L’existence de ce conflit entretenu publiquement met en exergue une réalité du gouvernement de l’Alliance du Changement : l’inexistence d’espace ou de structure où ceux qui sont dans le même équipe, mais ne partagent pas la même vision, peuvent échanger, discuter et faire les compromis nécessaires pour avancer. L’autre réalité de cette alliance est que le leader évite soigneusement de prendre position, semble aimer laisser pourrir la situation en écoutant les uns et les autres sans trancher, jusqu’à ce que le conflit devienne public. Au lieu d’assumer son rôle de médiateur, qui intervient, il se contente de jouer au spectateur.

Cela a déjà été le cas dans l’affaire Sithanen/Sanspeur, qui aurait dû avoir servi de leçon pour éviter l’affrontement Bérenger/Beegoo. Il s’est passé de longues semaines pendant lesquelles l’ex-Gouverneur de la Banque de Maurice et son ex-second adjoint se sont affrontés. D’abord, par des fuites savamment orchestrées de part et d’autre, puis par des attaques de plus en plus frontales à travers la presse, avec des documents papier ou sonores démontrant que l’ex-no. 2 n’avait pas tout à fait tort en dénonçant les agissements du fils du no. 1. Ce que père et fils ont démenti par des actions en justice – qui dureront si longtemps qu’on aura oublié de quoi il était question –, quand les jugements seront rendus. Si aucun accord « out of court » n’est trouvé d’ici là. Ce triste épisode a mis à mal la réputation, donc la crédibilité de la principale institution financière du pays, sans que le PM n’intervienne. Une réunion avec les deux protagonistes, qu’il aurait présidée en tapant sur la table, aurait pu mettre fin à la situation malsaine qui s’installait. Elle n’a jamais eu lieu. C’est le même scénario qui a été adopté dans l’affaire VPM/ Président agissant comme un PDG d’Air Mauritius.

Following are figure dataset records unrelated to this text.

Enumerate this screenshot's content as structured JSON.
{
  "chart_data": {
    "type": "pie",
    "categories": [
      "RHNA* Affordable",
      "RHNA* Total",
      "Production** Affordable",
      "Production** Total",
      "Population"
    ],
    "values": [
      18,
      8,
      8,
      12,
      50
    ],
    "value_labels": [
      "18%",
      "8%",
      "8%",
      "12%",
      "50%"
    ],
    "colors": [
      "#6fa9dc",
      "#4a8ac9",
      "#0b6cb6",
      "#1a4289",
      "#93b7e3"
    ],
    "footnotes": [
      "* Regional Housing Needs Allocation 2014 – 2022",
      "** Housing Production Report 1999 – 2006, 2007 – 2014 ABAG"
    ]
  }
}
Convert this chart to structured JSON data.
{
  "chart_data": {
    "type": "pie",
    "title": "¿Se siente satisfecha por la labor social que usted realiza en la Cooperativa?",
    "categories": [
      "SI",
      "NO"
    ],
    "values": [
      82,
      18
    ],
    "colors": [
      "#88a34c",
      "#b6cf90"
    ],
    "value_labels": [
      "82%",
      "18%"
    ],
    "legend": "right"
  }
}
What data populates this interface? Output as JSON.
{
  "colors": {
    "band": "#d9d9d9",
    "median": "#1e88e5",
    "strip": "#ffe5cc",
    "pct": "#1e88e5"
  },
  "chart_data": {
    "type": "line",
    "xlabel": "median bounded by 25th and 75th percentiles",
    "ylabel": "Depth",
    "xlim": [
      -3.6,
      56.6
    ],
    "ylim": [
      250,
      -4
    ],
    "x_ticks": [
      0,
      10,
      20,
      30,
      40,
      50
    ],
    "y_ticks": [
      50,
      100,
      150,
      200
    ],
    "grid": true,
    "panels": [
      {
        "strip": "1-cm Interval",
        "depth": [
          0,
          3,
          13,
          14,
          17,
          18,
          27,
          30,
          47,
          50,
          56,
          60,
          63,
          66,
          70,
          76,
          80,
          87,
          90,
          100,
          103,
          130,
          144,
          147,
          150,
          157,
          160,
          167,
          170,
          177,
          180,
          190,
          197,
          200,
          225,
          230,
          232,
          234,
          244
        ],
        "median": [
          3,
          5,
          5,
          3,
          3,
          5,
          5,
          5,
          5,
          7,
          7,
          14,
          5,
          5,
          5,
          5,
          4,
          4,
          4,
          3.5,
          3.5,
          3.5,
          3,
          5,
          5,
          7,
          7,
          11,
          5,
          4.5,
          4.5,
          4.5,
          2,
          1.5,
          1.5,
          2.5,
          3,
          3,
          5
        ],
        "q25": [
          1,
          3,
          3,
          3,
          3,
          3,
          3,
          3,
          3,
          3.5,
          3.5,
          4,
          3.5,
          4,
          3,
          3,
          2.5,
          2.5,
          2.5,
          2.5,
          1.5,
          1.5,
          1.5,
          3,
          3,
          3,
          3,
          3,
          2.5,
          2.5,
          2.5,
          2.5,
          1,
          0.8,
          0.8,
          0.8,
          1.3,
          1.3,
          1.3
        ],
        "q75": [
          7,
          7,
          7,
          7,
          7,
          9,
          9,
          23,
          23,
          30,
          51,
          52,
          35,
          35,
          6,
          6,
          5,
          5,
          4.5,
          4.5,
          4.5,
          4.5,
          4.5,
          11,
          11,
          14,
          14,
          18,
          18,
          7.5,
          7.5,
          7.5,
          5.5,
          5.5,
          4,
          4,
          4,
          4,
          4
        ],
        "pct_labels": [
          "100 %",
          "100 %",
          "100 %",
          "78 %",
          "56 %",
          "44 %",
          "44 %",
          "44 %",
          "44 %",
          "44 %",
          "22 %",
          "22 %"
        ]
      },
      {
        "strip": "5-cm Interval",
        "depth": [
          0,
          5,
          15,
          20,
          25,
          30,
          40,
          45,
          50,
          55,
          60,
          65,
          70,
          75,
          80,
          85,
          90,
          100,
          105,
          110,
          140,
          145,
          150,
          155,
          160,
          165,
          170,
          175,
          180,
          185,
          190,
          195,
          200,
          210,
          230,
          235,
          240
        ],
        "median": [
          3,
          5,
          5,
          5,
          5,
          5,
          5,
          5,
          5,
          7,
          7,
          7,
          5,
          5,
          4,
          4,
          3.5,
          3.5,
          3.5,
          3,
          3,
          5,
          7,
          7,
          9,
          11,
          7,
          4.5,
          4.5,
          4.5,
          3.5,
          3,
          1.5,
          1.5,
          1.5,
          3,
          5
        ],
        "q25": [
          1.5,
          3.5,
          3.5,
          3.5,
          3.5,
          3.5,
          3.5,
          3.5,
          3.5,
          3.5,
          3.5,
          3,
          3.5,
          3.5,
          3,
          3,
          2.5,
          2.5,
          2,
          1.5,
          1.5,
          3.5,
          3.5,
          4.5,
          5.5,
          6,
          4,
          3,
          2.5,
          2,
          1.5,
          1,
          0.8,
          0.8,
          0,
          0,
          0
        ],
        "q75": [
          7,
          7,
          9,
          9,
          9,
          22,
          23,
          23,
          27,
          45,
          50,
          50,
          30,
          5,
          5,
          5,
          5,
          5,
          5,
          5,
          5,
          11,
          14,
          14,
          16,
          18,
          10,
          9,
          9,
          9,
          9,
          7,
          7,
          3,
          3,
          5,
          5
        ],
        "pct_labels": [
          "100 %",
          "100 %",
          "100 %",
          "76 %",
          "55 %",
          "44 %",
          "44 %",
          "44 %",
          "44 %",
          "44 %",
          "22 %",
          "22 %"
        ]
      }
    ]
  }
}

Comme dans le cas Sithanen, la problème Beegoo relève d’une autre des caractéristiques de Navin Ramgoolam : le choix de ses nominés et son incapacité manifeste à les faire rentrer dans les rangs. Dans les deux cas, Navin Ramgoolam a choisi des hommes avec du caractère – du très mauvais, disent leurs adversaires –, dotés d’egos surdimensionnés qui, rapidement après leur nomination, oublient qu’ils ne sont que des locataires dans le cadre d’un contrat à durée déterminée, pour se comporter comme des propriétaires n’ayant de compte à rendre à personne. Ils ont été encouragés dans cette attitude par le silence de Navin Ramgoolam qui, en ne disant mot, a laissé croire implicitement (sciemment ?) qu’il les comprenait. Ce qui a permis à l’un et à l’autre de proclamer qu’ils bénéficiaient de son soutien. Jusqu’à ce que l’un et l’autre soient invités (obligés ?) à soumettre leur démission. Deux démissions à la tête de deux des plus importantes institutions du pays, c’est beaucoup pour un gouvernement qui n’a pas encore un an et qui s’est proclamé comme l’incarnation du changement après les méthodes du passé. Espérons pour le pays que Navin Ramgoolam tirera la leçon qui s’impose de l’affaire Bérenger/Beegoo et fera tout pour éviter la réalisation du proverbe qui affirme : jamais deux sans trois.